En effet, comme l’expliquent les scientifiques du Groupe intergouvernemental d’experts sur l’évolution du climat (GIEC) dans un rapport de février 2015, «Moins d’eau et de ressources alimentaires, des migrations accrues, tout cela va indirectement augmenter les risques de conflits violents». 

« Elle s’est ajoutée à tous les autres facteurs, contribuant ainsi au conflit »

«Dans un certain nombre de pays africains, la recrudescence des conflits violents est le signe le plus frappant des effets cumulés du changement climatique», s’était alarmé en 2012 l’Institute for Security Studies (ISS). Une étude de l’université de Columbia datant de 2015 souligne l’impact des problèmes climatiques dans une situation de guerre.

Pour l'ancien vice-président américain Al Gore, le changement climatique n'est pas étranger, entre autres facteurs, au conflit syrien. PHOTO GORAN TOMASEVIC, ARCHIVES REUTERS
Pour l’ancien vice-président américain Al Gore, le changement climatique n’est pas étranger, entre autres facteurs, au conflit syrien.
PHOTO GORAN TOMASEVIC, ARCHIVES REUTERS

«Nous ne disons pas que la sécheresse est la cause de la guerre mais qu’elle s’est ajoutée à tous les autres facteurs, contribuant ainsi au conflit», qui a fait au moins 200 000 morts et déplacé des millions de personnes, souligne Richard Seager, un climatologue de l’Université Columbia, co-auteur de l’étude.

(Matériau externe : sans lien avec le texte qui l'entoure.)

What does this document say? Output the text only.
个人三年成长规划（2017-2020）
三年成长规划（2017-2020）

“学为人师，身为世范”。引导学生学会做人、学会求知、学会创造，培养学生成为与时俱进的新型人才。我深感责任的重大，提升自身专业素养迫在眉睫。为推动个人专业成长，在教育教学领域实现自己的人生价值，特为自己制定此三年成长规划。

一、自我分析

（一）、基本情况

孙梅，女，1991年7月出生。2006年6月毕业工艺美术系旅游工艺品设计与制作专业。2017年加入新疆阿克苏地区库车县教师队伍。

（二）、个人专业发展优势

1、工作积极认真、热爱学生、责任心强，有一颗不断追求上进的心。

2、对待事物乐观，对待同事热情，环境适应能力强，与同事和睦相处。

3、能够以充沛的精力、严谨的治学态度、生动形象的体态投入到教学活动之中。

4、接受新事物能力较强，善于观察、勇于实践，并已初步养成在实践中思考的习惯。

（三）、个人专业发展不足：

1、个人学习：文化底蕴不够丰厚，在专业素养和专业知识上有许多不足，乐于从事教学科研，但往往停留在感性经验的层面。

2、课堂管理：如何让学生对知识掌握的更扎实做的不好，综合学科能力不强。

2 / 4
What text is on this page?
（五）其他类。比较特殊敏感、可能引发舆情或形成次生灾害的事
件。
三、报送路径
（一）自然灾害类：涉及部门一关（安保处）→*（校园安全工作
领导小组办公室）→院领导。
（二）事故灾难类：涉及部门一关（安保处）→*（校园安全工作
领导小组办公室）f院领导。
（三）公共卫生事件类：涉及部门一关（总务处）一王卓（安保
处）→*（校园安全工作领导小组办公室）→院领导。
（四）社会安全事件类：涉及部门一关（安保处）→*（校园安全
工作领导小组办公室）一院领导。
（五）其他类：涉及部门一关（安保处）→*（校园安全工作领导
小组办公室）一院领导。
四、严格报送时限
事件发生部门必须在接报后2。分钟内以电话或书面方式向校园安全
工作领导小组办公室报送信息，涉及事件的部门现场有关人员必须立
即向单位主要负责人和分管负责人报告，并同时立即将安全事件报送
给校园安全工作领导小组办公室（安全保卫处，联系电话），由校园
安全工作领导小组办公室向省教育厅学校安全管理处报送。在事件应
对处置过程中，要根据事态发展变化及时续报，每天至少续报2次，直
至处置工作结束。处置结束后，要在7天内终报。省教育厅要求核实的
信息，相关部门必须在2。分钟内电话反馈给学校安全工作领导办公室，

« La sécheresse a conduit un million de réfugiés dans les villes, où ils se sont trouvés face à un autre million de réfugiés »

Pour l’ancien vice-président américain Al Gore, le changement climatique n’est pas étranger, entre autres facteurs, au conflit syrien. «De 2006 à 2010, une sécheresse historique, liée au climat, a détruit 60 % des fermes de Syrie, 80 % du bétail et conduit un million de réfugiés dans les villes, où ils se sont trouvés face à un autre million de réfugiés fuyant la guerre en Irak», a-t-il déclaré à Davos le mois dernier.